Bauer’s team gave Oscar a new cancer-killing drug called nitrosylcobalamin (NO-Cbl). Only two weeks after beginning the drug, the Bichon was improving and able to walk.

The NO-Cbl drug is made of a cancer-killing substance called nitric oxide, which is attached to vitamin B12. Receptors on a cell's surface attract the vitamin, which then enters the cell. Inside the cancer cell, the nitric oxide is released, killing the cancer cell from within.

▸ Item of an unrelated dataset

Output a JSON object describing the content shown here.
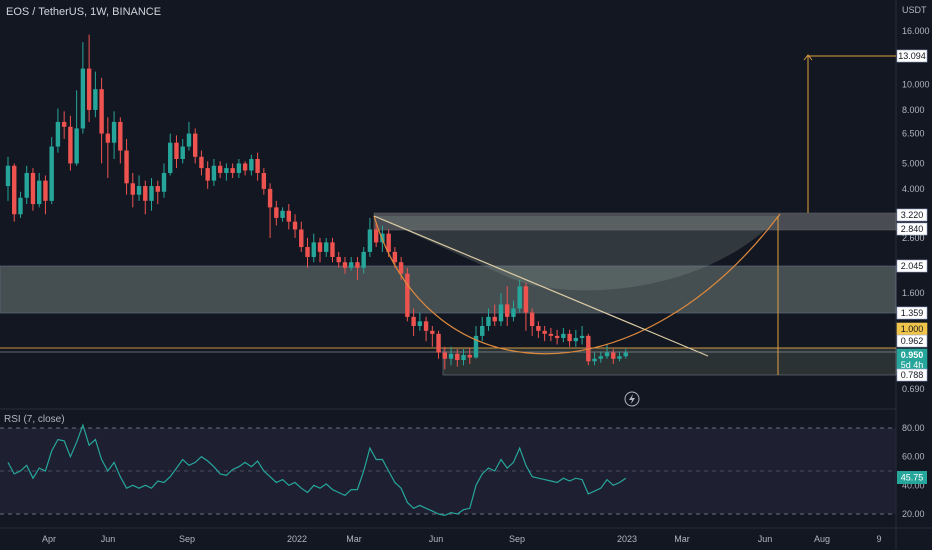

Bauer’s team also reports encouraging results in two other canine patients. Nine months of NO-Cbl treatment shrank a spinal tumor in a 6-year-old golden retriever by 40 percent, and the dog, who once suffered severe nerve damage to a hind leg, is now able to go on two-mile walks. The treatment also significantly reduced inoperable thyroid cancer in a 13-year-old Giant Schnauzer. Within 10 weeks, the dog’s tumor had shrunk by 77 percent. Neither dog suffered from negative side effects.

Currently, the medical team is working with 10 dogs, all of which will be tracked for a year with the cooperation of their own veterinarians. Although mice are typically used in cancer research (they are genetically bred to develop tumors), dogs - like their human counterparts - spontaneously develop tumors. The fact that people and dogs are genetically similar may help the drug's chance of getting through the FDA’s strict drug approval chain so Bauer can begin tests on human cancer patients.

Of course, Bauer, owner of a two-year-old beagle, also hopes the drug will be available in the future for canine patients who need it.